Eventually, the elaborate (I’m not complaining) cut-scenes subside and you are able to actually control Jen, and even switch to her gargoyle companion named Scree on the fly. As you move Jen around, Scree will obediently follow her, and vice versa. The ability to control two separate characters hints at co-op entertainment found in games like Munch’s Oddysee, Resident Evil 0, and Lost Vikings. But in Primal, this function serves only to make things more complicated, since progression usually relies more on individual abilities than it does creating something that is greater than the sum of its parts through creative teamwork. And to make matters worse, their unique abilities aren’t all that great. Jen can transform into demon form and fight bad guys via a clumsy trigger-based combat system while Scree is able to turn into an immobile yet invincible stone gargoyle and scale certain walls. It’s like Blood Omen 2 in high heels, or Ico minus the creative gameplay.
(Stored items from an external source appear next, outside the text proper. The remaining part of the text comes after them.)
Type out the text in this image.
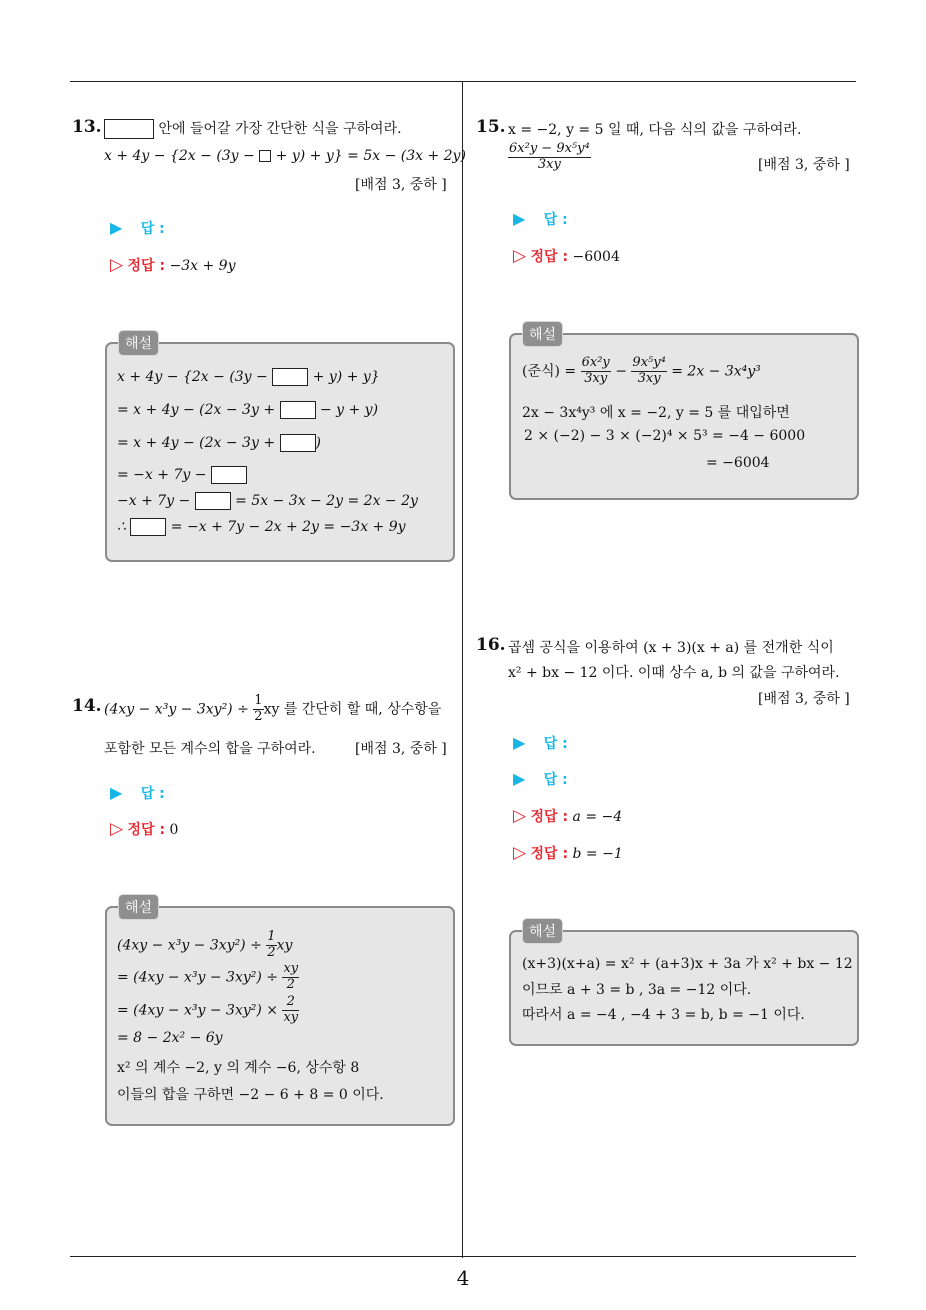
4
13.	안에 들어갈 가장 간단한 식을 구하여라.
x + 4y − {2x − (3y −  + y) + y} = 5x − (3x + 2y)
[배점 3, 중하 ]
▶ 답 :
▷ 정답 : −3x + 9y
해설
x + 4y − {2x − (3y −	+ y) + y}
= x + 4y − (2x − 3y +	− y + y)
= x + 4y − (2x − 3y +	)
= −x + 7y −
−x + 7y −	= 5x − 3x − 2y = 2x − 2y
∴	= −x + 7y − 2x + 2y = −3x + 9y
14. $(4xy - x^3y - 3xy^2) \div \frac{1}{2}$ xy 를 간단히 할 때, 상수항을
포함한 모든 계수의 합을 구하여라.	[배점 3, 중하 ]
▶ 답 :
▷ 정답 : 0
해설
$(4xy - x^3y - 3xy^2) \div \frac{1}{2}$ xy
= $(4xy - x^3y - 3xy^2) \div \frac{xy}{2}$
= $(4xy - x^3y - 3xy^2) \times \frac{2}{xy}$
= 8 − 2x² − 6y
x² 의 계수 −2, y 의 계수 −6, 상수항 8
이들의 합을 구하면 −2 − 6 + 8 = 0 이다.
15. x = −2, y = 5 일 때, 다음 식의 값을 구하여라.
$\frac{\text{6x²y − 9x⁵y⁴}}{3xy}$	[배점 3, 중하 ]
▶ 답 :
▷ 정답 : −6004
해설
(준식) = $\frac{\text{6x²y}}{3xy} - \frac{\text{9x⁵y⁴}}{3xy} = 2x - 3x^4y^3$
2x − 3x⁴y³ 에 x = −2, y = 5 를 대입하면
2 × (−2) − 3 × (−2)⁴ × 5³ = −4 − 6000
= −6004
16. 곱셈 공식을 이용하여 (x + 3)(x + a) 를 전개한 식이
x² + bx − 12 이다. 이때 상수 a, b 의 값을 구하여라.
[배점 3, 중하 ]
▶ 답 :
▶ 답 :
▷ 정답 : a = −4
▷ 정답 : b = −1
해설
(x+3)(x+a) = x² + (a+3)x + 3a 가 x² + bx − 12
이므로 a + 3 = b , 3a = −12 이다.
따라서 a = −4 , −4 + 3 = b, b = −1 이다.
I must admit though, the game has a certain rhythm to it. You can bring up a detailed map at any time and receive pertinent info from Scree by hitting the triangle button, so running around not knowing what to do or where to go next is rarely a problem, which is nice when you just want to trigger the next cut-scene and enjoy the story. Multiple teleportation devices are strewn throughout the world of Primal too, though backtracking is sometimes annoyingly necessary. But the interesting dialogue that occurs between Jen and Scree, and the fairly frequent cut-scenes that the player is awarded with for having the patience to trudge through the game’s predictable puzzles, does give the game some semblance of flow and cohesiveness when taken as an overall experience.
In true Hollywood spirit, almost nothing in Primal occurs unless it’s pre-scripted. Jen will automatically jump in certain areas, climb up to a higher platform assuming you position her in the right location, etc. The only time you can punch and kick is when there is an enemy in front of you (nothing happens when you hit the attack button otherwise). The only skill a player needs to progress in Primal is a keen understanding of videogame dead-giveaways, like noticing a crack in an otherwise consistent wall or an out of place lever. You can’t even die if you want to since the characters simply refuse to fall off cliffs. But what the game lacks in interactivity, it partially makes up for in cinematic presentation.
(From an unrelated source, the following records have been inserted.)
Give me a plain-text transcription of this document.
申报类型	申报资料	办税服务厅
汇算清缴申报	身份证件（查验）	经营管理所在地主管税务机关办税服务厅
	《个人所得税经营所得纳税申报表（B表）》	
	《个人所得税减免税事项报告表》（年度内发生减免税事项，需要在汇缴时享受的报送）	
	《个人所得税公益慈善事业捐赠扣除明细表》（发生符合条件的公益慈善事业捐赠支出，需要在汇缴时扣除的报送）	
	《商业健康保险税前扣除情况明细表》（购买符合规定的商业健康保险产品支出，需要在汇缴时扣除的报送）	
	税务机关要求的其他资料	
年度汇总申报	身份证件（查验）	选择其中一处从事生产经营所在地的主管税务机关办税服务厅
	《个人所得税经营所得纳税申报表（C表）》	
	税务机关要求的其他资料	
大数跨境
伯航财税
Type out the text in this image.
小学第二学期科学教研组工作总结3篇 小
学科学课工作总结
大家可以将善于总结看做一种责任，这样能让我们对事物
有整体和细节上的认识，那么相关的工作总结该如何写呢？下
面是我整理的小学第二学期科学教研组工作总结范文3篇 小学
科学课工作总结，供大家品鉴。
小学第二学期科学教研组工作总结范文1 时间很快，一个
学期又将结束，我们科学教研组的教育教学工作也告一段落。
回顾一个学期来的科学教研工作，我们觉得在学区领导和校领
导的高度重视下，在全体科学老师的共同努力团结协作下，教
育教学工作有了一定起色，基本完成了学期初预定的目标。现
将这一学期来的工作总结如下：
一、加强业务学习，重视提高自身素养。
And what a cinematic presentation it is. The game’s meticulous and vast environments are all seamlessly connected, the character models are some of the most detailed ever seen on the system, and the way fire dynamically reacts to fluctuating wind has got to be seen to be believed. Sony Cambridge has also devised a brilliant light and shadow system for Primal, the likes of which have yet to be paralleled on the PS2. But as technically impressive as Primal is, it does suffer from a couple small hang-ups. The camera system can easily get hung up on walls and isn’t very responsive to player input while the character is moving, and slowdown often occurs when more than three or four characters are being animated simultaneously. The soundtrack in Primal was constructed by the Prague Philharmonic Orchestra and rock band 16 Volt; the result is a beautifully charged arrangement of sweeping instrumentals mixed with edgy Gothic creations that do justice to the game’s rockin’ protagonists. Voice acting is great too. With professional talent onboard and a truly interesting script, Primal manages to eke out one hell of an aural experience. Dolby Pro Logic II support helps sweetens the deal.
Dedicating a single development studio to creating a “movie quality” videogame may be too tall an order, and one that might be better filled by contracting professional Hollywood help while maintaining gameplay focus in-house, lest they forget in their endeavor to create the perfect cinematic ambiance; that a good game ultimately boils down to fun gameplay. A pretty face may get you in the door, but interactive ignorance will get you thrown out the window. Primal may not be the magnum opus that SCEA has been hinting at for the past few months, but it is still a notable achievement that should serve well as a stepping-stone to truly interactive Hollywood style games in the future.